There’s no need for Clemson’s defense to ‘circle the wagons’


There’s no need for Clemson’s defense to ‘circle the wagons’


Venables liked the way his unit responded, learned from adversity during the UNC game

There were times during their careers when Clelin Ferrell and Christian Wilkins would rally the troops after a tough game to make sure the events that led to a loss or a near defeat did not happen again. So, after Clemson’s one-point victory at North Carolina on Sept. 28, who stepped up to lead the unit this time.

“After a game like North Carolina, I don’t know,” defensive coordinator Brent Venables said. “There was no circling the wagon for us. We could have been better in a lot of spots, but I think that is totaling discrediting what North Carolina did, and then again, I am proud of our guys and the way they fought and made plays.”

Venables admits the defense made enough mistakes to lose the game in Chapel Hill, but he included himself as an example, too.

“I put them in a bad call on third-and-short, so that isn’t their fault, that’s my fault,” he said.

However, Venables admitted there were mistakes like A.J. Terrell staring in the backfield in man-to-man coverage and not expecting quarterback Sam Howell to throw the football his way.
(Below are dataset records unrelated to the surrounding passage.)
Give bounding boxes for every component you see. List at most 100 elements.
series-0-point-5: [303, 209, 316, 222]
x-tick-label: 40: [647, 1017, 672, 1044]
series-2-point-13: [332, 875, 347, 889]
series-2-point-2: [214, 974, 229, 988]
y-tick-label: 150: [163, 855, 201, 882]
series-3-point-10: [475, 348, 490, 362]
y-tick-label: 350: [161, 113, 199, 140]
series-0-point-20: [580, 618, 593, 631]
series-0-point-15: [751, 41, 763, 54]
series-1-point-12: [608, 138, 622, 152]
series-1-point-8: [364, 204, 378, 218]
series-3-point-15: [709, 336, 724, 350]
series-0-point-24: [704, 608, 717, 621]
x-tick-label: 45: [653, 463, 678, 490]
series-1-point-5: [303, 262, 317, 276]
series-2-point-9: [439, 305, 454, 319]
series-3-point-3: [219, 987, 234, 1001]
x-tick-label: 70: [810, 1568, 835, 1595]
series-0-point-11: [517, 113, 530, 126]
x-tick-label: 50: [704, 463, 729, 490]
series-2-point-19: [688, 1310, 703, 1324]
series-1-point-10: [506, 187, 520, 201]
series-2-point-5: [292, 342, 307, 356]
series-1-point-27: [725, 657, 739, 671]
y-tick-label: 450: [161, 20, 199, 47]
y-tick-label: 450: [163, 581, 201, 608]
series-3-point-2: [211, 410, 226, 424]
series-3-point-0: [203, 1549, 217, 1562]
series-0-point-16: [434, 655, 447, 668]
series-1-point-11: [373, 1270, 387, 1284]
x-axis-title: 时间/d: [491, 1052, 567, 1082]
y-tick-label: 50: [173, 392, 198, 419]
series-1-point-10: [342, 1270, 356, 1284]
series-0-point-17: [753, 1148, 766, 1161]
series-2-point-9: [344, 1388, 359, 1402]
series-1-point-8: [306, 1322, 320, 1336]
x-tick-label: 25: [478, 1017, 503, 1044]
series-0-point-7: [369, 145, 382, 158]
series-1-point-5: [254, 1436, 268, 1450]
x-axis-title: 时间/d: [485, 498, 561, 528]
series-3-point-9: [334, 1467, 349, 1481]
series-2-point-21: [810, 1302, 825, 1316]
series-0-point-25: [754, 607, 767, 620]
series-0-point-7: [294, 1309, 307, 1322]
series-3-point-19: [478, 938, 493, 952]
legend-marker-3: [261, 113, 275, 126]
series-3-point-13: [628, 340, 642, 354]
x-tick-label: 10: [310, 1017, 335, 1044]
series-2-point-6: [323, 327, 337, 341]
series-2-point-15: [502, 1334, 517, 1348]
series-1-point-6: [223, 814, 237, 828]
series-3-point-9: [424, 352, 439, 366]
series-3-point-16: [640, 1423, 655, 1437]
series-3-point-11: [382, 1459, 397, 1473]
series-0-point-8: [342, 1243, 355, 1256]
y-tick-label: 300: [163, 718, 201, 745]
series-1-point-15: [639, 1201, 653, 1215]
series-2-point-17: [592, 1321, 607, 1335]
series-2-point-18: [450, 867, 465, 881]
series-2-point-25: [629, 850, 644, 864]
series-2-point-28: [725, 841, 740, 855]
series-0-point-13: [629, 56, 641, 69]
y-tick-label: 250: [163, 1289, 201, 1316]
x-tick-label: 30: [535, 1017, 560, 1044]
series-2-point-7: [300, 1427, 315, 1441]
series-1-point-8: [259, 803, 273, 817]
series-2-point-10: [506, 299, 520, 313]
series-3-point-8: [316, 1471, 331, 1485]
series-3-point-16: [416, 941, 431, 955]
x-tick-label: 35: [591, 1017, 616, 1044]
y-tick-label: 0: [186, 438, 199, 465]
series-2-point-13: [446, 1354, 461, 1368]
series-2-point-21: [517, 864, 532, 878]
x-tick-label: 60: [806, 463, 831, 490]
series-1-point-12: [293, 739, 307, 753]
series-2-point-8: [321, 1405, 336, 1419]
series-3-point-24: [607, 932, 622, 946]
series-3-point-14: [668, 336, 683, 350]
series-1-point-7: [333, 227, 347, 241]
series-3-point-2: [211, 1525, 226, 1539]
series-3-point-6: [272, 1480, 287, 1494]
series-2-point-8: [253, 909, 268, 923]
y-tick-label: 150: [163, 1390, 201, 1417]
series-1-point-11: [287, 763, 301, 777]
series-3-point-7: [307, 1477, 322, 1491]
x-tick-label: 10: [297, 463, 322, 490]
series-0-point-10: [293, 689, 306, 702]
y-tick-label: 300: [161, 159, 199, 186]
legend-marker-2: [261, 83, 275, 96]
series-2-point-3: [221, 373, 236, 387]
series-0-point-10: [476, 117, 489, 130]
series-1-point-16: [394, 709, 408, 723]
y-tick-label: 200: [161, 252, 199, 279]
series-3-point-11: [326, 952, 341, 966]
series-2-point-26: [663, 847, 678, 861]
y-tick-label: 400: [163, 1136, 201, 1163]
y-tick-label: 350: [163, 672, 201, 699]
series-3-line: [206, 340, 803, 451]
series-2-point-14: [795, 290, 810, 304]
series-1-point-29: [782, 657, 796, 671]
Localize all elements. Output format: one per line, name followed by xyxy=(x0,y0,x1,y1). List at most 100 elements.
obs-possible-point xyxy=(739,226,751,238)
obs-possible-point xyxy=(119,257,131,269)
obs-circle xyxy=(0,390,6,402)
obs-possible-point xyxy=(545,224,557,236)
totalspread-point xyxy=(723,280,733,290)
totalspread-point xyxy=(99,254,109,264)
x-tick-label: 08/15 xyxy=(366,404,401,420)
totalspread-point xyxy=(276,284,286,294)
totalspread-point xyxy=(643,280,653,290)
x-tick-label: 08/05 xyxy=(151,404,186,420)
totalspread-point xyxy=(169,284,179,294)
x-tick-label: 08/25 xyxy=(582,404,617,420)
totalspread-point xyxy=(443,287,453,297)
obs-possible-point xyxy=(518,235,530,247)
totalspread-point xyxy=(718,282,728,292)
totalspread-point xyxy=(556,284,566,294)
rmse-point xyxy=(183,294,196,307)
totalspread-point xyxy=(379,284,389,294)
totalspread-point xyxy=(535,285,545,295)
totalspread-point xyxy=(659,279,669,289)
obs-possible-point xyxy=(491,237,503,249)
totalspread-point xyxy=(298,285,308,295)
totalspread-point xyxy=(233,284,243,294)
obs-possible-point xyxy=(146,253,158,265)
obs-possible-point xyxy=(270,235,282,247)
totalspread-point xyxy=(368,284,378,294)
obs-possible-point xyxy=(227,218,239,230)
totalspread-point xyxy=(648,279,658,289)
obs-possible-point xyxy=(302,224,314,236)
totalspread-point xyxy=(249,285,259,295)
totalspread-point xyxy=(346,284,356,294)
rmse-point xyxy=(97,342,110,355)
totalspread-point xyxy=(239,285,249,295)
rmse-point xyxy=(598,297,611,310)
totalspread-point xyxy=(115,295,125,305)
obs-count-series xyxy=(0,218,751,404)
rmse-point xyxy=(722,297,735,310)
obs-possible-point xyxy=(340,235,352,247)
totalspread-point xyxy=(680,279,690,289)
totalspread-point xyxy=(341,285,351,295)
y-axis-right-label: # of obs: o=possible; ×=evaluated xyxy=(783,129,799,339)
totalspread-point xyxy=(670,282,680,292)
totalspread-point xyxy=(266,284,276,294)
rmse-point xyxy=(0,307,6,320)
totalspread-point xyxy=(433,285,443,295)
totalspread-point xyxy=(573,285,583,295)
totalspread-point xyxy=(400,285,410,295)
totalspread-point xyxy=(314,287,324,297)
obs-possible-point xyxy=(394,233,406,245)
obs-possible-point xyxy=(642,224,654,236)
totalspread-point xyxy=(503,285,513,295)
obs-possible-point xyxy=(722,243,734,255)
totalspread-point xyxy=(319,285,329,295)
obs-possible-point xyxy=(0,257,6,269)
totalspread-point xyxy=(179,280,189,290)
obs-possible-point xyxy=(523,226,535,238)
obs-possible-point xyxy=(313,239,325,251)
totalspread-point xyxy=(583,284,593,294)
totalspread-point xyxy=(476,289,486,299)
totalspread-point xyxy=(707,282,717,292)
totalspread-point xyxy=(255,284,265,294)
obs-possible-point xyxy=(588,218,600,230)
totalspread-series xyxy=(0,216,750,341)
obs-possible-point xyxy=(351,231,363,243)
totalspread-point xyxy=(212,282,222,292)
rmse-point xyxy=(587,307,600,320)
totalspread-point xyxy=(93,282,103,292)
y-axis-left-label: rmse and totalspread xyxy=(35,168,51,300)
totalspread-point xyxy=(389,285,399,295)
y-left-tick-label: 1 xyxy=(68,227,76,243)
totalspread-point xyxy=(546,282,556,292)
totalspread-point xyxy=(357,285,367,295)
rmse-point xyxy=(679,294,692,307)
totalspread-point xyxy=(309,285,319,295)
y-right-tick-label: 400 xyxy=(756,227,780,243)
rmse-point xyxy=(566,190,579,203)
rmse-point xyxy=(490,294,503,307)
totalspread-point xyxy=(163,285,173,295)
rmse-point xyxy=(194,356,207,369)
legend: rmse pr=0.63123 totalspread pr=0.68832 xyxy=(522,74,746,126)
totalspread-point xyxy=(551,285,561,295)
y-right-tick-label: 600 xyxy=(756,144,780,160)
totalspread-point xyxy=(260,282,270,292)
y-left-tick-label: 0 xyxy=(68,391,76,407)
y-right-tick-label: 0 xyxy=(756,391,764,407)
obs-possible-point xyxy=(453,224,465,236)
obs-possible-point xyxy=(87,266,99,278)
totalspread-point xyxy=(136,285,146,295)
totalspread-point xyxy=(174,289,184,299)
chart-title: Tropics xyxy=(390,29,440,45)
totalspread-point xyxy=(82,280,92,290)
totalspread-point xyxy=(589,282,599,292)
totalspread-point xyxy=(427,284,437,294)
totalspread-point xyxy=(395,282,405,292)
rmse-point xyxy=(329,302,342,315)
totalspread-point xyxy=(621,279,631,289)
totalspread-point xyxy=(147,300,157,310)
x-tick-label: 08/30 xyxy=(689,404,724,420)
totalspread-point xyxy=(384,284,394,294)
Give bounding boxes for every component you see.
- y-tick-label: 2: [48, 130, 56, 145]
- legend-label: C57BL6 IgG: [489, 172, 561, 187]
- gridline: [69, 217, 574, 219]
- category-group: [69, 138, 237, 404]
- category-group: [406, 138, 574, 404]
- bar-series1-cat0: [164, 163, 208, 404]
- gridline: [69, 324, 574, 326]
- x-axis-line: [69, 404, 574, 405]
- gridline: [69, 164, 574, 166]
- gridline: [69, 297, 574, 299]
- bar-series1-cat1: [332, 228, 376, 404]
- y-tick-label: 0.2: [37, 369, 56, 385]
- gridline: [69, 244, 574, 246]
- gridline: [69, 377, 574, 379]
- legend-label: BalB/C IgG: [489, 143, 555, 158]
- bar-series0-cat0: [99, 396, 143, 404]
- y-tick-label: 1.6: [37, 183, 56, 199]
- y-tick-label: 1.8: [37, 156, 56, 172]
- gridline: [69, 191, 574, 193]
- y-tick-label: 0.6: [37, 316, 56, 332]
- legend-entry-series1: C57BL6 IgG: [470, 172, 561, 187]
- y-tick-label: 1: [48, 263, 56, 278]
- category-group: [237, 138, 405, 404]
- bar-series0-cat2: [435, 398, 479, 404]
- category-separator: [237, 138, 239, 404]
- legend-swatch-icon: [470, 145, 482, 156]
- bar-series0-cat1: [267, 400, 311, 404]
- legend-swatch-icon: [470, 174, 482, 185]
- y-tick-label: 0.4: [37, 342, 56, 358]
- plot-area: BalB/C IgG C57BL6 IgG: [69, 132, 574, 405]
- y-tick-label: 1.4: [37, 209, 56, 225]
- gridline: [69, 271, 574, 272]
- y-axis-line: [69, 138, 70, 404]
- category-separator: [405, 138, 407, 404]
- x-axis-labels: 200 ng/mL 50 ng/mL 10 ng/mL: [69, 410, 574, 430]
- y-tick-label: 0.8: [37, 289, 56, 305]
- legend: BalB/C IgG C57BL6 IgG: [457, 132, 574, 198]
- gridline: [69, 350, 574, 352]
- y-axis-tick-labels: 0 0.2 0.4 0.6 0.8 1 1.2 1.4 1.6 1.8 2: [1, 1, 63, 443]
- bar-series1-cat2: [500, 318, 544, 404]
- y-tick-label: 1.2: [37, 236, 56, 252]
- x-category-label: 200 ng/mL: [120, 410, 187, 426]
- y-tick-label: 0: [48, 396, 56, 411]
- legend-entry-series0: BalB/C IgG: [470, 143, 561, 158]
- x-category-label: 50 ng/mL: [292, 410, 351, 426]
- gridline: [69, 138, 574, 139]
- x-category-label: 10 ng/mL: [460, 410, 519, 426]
The result of that was a 40-yard touchdown on the fourth play of the game.

However, Venables explained his players did not need to see how they would respond after the game because he felt like they did that during the game, and as a coach that is what he wanted to see. It is not about what happens because things are going to happen.

“So, we did not need anybody to have to say anything,” he said. “They knew, and we have enough awareness. We don’t have our head in the sand as coaches and certainly don’t as players. It is a long season. We have improvement to make. We said it going into the game and we will say it after, the same thing.”

The areas Venables wants to see his team improve is in critical situations like how they lost leverage and did not do a good job of getting their hands up on the last drive of the game, especially in some critical situations.

“We stopped them on third down, but we did not stop them on fourth down a couple of times,” he said. “Again, we have to be better and be more precise with our alignments, understanding the down and distance and an awareness to what the offense gives you in these situations, so we can get off the field and there is no touchdown and there is two-point conversion. We don’t get to that.”

Those are the things the defense is focused on and worked on during last week’s open date. Venables said it would have been the same thing had guys like Wilkins and Ferrell still been at Clemson.

“There was a lot more good than there was bad (in the UNC game), and there was certainly some bad,” he said. “But our guys responded within the game. I hated the last drive after we had really done a nice job of responding after the first quarter. We really got settled in and we were playing well in the second half and then we give up a 16-play drive.”

However, the defense responded to that as well by standing tall and not allowing the Tar Heels to convert the 2-point play when it mattered the most.

“You have to play the story within the story,” Venables said. “It is just not 16 plays and they had their way. We had plenty of opportunities within the drive to get off the field, so you have to learn from that.”